This week we're being treated to the spectacle of our Westminster politicians playing out games far divorced from the reality of most lives. The problem is that they still don't get it. You may have noticed that there's a Conservative leadership race underway, with a
candidate meeting yesterday arranged for the press at which senior Tories preened and demonstrated just how out of touch they were with the real world. It was painful. They did a great job of telling us in what high regard they held themselves, and that it was unreasonable if we did not love them as much as they love themselves. Elsewhere,
Tom Harris wrote a piece explaining that matters such as picking a party leader were far above the capacity of we ordinary folk, and it was something best left to professional politicians. And today,
William Hague takes a break from oil-wrestling with his driver to tell us to leave everything to the politicians - that we we can get on peacefully with our dreary lives without bothering our silly heads about these things.

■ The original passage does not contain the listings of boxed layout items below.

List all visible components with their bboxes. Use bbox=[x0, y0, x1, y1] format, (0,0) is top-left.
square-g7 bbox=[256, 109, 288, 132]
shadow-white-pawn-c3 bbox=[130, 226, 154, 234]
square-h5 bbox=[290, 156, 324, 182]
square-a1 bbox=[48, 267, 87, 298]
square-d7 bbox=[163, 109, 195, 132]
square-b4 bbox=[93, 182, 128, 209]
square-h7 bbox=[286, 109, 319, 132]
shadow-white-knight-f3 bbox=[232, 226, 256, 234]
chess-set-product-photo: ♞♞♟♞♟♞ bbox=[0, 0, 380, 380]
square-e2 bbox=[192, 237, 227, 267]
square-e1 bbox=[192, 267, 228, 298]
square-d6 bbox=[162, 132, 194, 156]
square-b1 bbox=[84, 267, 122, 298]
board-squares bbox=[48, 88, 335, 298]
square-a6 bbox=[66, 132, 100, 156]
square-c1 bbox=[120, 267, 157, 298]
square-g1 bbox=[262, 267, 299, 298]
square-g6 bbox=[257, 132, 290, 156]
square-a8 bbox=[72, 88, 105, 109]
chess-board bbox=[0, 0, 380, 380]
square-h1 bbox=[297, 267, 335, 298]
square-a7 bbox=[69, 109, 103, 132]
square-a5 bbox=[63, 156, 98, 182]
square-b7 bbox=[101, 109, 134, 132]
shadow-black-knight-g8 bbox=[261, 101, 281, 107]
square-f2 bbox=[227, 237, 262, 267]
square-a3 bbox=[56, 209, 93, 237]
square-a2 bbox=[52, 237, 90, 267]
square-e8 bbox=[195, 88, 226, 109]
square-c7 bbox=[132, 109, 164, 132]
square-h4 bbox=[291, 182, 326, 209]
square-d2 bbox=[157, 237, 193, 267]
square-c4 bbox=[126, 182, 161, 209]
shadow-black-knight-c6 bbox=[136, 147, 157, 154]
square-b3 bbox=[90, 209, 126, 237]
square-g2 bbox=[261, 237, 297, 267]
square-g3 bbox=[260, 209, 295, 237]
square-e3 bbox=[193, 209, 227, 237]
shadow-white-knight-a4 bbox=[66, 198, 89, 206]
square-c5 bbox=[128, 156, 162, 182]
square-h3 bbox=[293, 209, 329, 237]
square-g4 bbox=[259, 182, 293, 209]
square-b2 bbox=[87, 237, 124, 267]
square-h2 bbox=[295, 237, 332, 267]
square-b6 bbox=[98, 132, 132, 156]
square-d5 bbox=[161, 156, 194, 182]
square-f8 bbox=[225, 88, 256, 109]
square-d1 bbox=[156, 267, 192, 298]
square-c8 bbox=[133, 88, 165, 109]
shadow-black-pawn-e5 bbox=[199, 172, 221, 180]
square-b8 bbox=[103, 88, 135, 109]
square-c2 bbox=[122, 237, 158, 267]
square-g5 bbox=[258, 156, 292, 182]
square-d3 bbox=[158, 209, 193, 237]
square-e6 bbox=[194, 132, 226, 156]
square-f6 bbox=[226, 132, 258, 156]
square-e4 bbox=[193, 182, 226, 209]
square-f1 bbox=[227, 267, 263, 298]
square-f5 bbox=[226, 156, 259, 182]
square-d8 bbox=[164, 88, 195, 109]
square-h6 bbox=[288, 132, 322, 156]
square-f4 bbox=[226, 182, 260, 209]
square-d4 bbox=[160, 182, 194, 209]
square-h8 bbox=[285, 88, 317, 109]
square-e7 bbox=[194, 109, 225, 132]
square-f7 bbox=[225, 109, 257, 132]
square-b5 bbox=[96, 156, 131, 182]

Titanic's fate is a frequent meme for the future of the EU. But it is not only the EU that is sinking beneath the waves, but our own political elite. The expenses scandal ten years ago should have been the catalyst for widespread and fundamental reform of parliament, but instead they picked a few scapegoats to serve jail time and covered up the crimes of the rest. People haven't forgotten.
Over 180 years ago the Chartists foresaw the danger of not only the
folie de grandeur that being in parliament could induce, but the proclivity to corruption, venality and above all the danger of neglecting to represent those they were sent to Westminster to represent. So the Charter set a maximum term for MPs of one year. It was the only one of the Six Points that we have not achieved since 1838.
What will it take to bang it into the heads of our Westminster elite that they're not special?